Бейсболист ухмыльнулся и покачал головой:

– Старик живет в свое удовольствие. Он весь век только и мечтал в земле копаться.

– Со здоровьем у него как?

– Дай бог всякому! – гордо сказал Небраска. – Здоров как бык. Хоть сейчас медведя одолеет. Вот провалиться мне! – продолжал он с глубочайшим убеждением. – Выйдут на него двое парней – он и с двоими запросто справится.

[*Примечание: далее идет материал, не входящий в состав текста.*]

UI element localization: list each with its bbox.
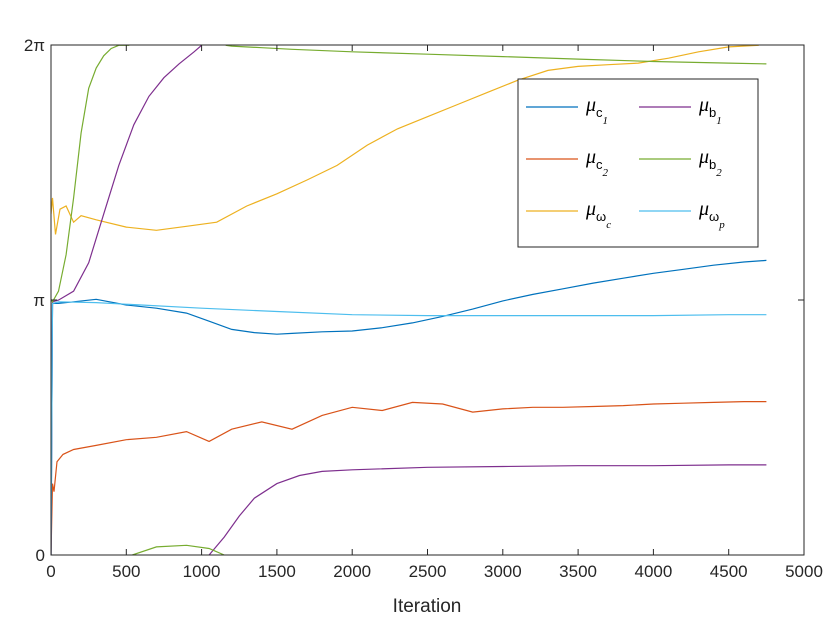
legend-label: μc1 (585, 94, 608, 127)
series-line-2 (51, 401, 767, 555)
legend-label: μωp (698, 198, 725, 231)
legend-label: μb2 (698, 146, 722, 179)
legend-label: μb1 (698, 94, 722, 127)
legend: μc1 μc2 μωc μb1 μb2 μωp (517, 78, 759, 248)
legend-label: μc2 (585, 146, 609, 179)
series-line-5-segment-3 (225, 45, 767, 65)
series-line-6 (51, 301, 767, 555)
series-layer (51, 45, 767, 555)
x-axis-title: Iteration (393, 596, 462, 617)
x-tick-label: 500 (112, 562, 140, 581)
series-line-4-segment-1 (51, 45, 202, 555)
axes-layer: 0 500 1000 1500 2000 2500 3000 3500 4000 4500 5000… (24, 36, 823, 581)
x-tick-label: 4000 (634, 562, 672, 581)
legend-label: μωc (585, 198, 611, 231)
x-tick-label: 3000 (484, 562, 522, 581)
x-tick-label: 1000 (183, 562, 221, 581)
x-tick-label: 5000 (785, 562, 823, 581)
y-tick-label: π (33, 291, 45, 310)
y-tick-label: 0 (36, 546, 45, 565)
series-line-5-segment-2 (132, 544, 225, 555)
x-tick-label: 2000 (333, 562, 371, 581)
x-tick-label: 1500 (258, 562, 296, 581)
series-line-3 (51, 45, 759, 235)
x-tick-label: 4500 (710, 562, 748, 581)
x-tick-label: 3500 (559, 562, 597, 581)
series-line-4-segment-2 (208, 464, 767, 555)
y-tick-label: 2π (24, 36, 45, 55)
x-tick-label: 2500 (409, 562, 447, 581)
x-tick-label: 0 (46, 562, 55, 581)
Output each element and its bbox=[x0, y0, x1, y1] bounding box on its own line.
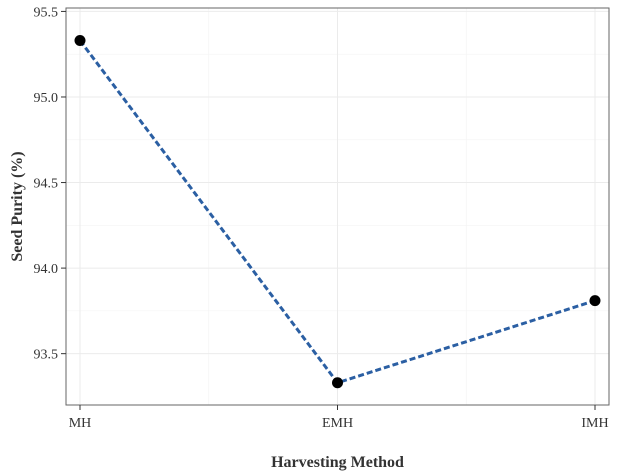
x-axis-title: Harvesting Method bbox=[271, 454, 404, 471]
data-point bbox=[589, 295, 601, 307]
y-tick-label: 95.0 bbox=[34, 91, 59, 106]
y-tick-label: 94.0 bbox=[34, 262, 59, 277]
data-series bbox=[74, 35, 601, 389]
x-tick-label: MH bbox=[69, 416, 92, 431]
x-tick-label: IMH bbox=[581, 416, 608, 431]
y-tick-label: 95.5 bbox=[34, 5, 59, 20]
data-point bbox=[332, 377, 343, 389]
y-tick-label: 94.5 bbox=[34, 177, 59, 192]
y-axis-title: Seed Purity (%) bbox=[9, 151, 26, 261]
data-point bbox=[74, 35, 86, 47]
x-tick-label: EMH bbox=[322, 416, 353, 431]
axes: 93.5 94.0 94.5 95.0 95.5 MH EMH IMH bbox=[34, 5, 609, 431]
grid bbox=[66, 8, 609, 405]
y-tick-label: 93.5 bbox=[34, 348, 59, 363]
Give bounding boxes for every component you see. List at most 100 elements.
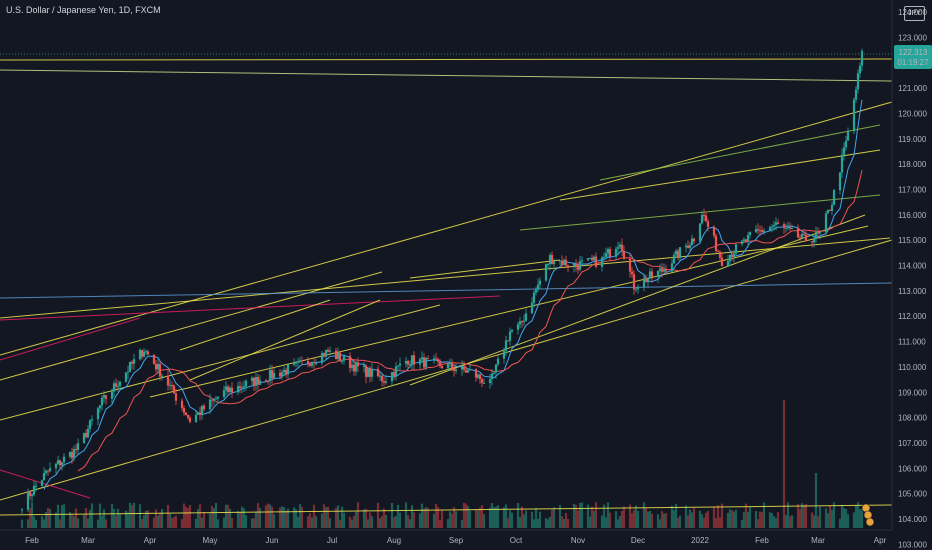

– А помнишь, Брас, когда мы были малявками, а твой отец служил в полиции, он выходил против всех борцов, кто приезжал к нам в город. И ведь, бывало, приезжали и классные борцы!

– Еще какие! – оживленно закивал Небраска. – Том Андерсон, он ведь был чемпион Атланты, и еще Петерсон, – помнишь Петерсона?

– Ясно, помню. Его прозвали Швед Костолом… Он сколько раз к нам приезжал.